The paper addresses the challenge of balancing performance and computational cost in autonomous driving by developing a neural network-based classifier that switches between MPC formulations of varying fidelity based on situational demands. The approach improves overall performance while significantly reducing computational load by invoking advanced interactive MPC only in rare critical situations.
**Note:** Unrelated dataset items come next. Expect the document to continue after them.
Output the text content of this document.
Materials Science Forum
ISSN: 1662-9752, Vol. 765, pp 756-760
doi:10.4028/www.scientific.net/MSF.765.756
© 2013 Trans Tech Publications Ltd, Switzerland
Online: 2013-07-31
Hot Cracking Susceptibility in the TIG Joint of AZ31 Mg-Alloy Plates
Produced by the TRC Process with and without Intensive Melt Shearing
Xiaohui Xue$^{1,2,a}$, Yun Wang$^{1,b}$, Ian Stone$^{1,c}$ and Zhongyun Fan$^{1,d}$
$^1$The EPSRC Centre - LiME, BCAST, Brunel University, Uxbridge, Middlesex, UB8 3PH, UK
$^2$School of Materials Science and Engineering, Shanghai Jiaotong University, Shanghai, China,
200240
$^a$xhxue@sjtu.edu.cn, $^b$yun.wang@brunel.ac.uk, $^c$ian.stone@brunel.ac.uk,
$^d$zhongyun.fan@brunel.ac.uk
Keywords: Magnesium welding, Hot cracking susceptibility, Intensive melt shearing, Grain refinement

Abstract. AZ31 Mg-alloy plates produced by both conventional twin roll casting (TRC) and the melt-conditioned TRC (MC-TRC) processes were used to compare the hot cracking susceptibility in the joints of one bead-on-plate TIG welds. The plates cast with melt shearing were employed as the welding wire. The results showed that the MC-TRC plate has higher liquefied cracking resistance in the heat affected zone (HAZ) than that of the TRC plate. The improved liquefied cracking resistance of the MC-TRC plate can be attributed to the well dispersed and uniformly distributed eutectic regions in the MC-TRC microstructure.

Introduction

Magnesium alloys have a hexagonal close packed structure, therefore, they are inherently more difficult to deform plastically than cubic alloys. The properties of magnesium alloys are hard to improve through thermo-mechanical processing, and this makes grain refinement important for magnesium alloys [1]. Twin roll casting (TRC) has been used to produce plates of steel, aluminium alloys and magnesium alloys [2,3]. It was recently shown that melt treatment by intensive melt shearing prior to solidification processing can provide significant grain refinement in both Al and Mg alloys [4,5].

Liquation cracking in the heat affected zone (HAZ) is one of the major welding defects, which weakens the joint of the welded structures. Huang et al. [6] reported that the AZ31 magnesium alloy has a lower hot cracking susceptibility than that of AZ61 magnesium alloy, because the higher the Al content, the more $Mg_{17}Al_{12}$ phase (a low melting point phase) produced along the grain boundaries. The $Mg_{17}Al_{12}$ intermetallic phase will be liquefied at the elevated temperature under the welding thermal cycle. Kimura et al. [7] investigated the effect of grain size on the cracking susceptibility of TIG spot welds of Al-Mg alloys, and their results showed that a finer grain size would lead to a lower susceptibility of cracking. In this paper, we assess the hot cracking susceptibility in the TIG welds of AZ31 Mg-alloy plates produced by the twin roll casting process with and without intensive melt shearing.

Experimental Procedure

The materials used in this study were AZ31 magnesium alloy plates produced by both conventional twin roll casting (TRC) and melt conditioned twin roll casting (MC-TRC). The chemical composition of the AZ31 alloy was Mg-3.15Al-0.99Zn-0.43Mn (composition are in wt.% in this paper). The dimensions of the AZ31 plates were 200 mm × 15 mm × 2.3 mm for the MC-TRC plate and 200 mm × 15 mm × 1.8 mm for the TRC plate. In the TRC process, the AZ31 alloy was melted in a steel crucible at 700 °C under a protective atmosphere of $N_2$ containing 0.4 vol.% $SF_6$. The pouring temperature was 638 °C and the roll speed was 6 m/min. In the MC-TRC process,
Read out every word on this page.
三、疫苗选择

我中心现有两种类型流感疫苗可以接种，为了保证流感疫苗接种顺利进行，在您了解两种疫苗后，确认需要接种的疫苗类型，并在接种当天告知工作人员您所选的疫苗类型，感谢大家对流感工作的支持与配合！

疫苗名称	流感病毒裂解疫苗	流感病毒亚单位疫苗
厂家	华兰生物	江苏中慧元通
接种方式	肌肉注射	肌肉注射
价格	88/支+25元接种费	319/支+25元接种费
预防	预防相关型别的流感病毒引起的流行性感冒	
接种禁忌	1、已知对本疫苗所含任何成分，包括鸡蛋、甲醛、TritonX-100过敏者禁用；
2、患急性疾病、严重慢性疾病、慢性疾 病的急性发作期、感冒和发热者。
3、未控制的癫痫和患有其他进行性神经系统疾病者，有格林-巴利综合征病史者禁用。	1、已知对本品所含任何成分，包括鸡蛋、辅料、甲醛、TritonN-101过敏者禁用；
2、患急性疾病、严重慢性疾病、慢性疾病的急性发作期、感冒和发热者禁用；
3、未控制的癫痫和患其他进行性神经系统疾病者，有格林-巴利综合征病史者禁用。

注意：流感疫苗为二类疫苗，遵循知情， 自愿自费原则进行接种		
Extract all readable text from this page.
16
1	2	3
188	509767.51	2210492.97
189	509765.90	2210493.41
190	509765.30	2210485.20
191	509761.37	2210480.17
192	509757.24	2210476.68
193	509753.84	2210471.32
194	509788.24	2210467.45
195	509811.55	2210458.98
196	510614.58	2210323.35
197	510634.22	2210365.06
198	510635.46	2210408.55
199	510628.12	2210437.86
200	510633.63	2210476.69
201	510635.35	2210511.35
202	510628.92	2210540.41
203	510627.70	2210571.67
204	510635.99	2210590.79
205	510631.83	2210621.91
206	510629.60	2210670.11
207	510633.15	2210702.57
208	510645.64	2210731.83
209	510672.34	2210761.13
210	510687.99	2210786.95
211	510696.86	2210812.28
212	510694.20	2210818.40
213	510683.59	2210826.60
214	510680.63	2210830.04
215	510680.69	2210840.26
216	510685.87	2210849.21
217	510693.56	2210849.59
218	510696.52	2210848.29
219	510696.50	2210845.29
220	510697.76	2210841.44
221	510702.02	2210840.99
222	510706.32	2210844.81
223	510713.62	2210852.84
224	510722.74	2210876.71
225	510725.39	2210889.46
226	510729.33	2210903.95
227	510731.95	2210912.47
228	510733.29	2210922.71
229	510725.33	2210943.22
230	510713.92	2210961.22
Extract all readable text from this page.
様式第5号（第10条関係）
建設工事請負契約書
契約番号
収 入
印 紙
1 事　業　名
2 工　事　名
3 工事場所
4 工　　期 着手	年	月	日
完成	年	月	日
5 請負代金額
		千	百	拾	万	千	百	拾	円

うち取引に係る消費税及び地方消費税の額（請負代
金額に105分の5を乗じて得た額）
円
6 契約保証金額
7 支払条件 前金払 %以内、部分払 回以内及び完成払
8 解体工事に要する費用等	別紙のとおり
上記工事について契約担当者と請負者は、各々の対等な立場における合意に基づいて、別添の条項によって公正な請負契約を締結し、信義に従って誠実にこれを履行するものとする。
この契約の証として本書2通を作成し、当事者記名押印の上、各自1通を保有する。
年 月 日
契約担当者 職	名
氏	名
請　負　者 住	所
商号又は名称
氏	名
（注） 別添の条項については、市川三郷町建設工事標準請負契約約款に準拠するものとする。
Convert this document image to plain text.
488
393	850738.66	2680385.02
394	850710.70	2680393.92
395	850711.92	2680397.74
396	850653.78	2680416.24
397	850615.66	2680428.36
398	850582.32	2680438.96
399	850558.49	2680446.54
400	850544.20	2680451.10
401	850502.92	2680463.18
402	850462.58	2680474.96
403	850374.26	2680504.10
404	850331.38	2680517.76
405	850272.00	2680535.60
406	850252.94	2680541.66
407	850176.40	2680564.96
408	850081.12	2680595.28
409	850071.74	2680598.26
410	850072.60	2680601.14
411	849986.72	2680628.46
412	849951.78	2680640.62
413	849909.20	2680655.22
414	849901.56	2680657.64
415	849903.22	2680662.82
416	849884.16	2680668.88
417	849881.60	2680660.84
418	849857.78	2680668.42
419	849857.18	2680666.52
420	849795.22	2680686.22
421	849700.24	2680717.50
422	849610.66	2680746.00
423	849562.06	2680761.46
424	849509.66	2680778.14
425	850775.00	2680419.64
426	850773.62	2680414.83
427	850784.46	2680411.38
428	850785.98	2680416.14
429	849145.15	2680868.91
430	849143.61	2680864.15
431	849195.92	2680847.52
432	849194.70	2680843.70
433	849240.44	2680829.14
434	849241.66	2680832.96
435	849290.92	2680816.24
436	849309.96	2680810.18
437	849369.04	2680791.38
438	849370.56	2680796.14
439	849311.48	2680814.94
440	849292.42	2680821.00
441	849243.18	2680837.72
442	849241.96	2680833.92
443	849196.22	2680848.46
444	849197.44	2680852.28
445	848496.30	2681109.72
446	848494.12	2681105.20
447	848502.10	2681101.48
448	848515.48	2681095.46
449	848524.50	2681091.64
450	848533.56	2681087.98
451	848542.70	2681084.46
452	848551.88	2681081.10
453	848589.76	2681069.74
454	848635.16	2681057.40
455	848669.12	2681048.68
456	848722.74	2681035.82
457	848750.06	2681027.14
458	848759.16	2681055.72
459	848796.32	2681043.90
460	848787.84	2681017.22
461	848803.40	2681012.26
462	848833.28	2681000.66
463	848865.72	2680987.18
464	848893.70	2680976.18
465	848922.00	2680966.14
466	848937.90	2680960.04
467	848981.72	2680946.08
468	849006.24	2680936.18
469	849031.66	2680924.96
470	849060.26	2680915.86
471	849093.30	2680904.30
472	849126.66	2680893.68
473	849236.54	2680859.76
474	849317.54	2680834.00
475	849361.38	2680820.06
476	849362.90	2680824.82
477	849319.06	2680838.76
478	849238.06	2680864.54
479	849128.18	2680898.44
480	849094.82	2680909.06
Autonomous driving in interactive traffic scenarios remains challenging because of the mutual influence among vehicles and the inherent uncertainty of surrounding agents. Several model predictive control (MPC) formulations have been proposed to address this challenge, each adopting a different model of inter-agent interaction. While higher-fidelity interaction models enable more intelligent behavior, they incur substantially greater computational cost. Since strong interactions arise only occasionally in real traffic, a practical strategy for balancing performance and computational overhead is to invoke an appropriate controller based on situational demands. To this end, we first conduct a comparative study to assess and hierarchize the interactive capabilities of different MPC formulations. Building on this hierarchy, we then develop a neural network-based classifier for situation-aware switching among these controllers. We demonstrate that, by invoking the most advanced interactive MPC only in rare but critical situations and relying on a basic MPC in the majority of situations, situation-aware switching substantially improves overall performance while significantly reducing computational load.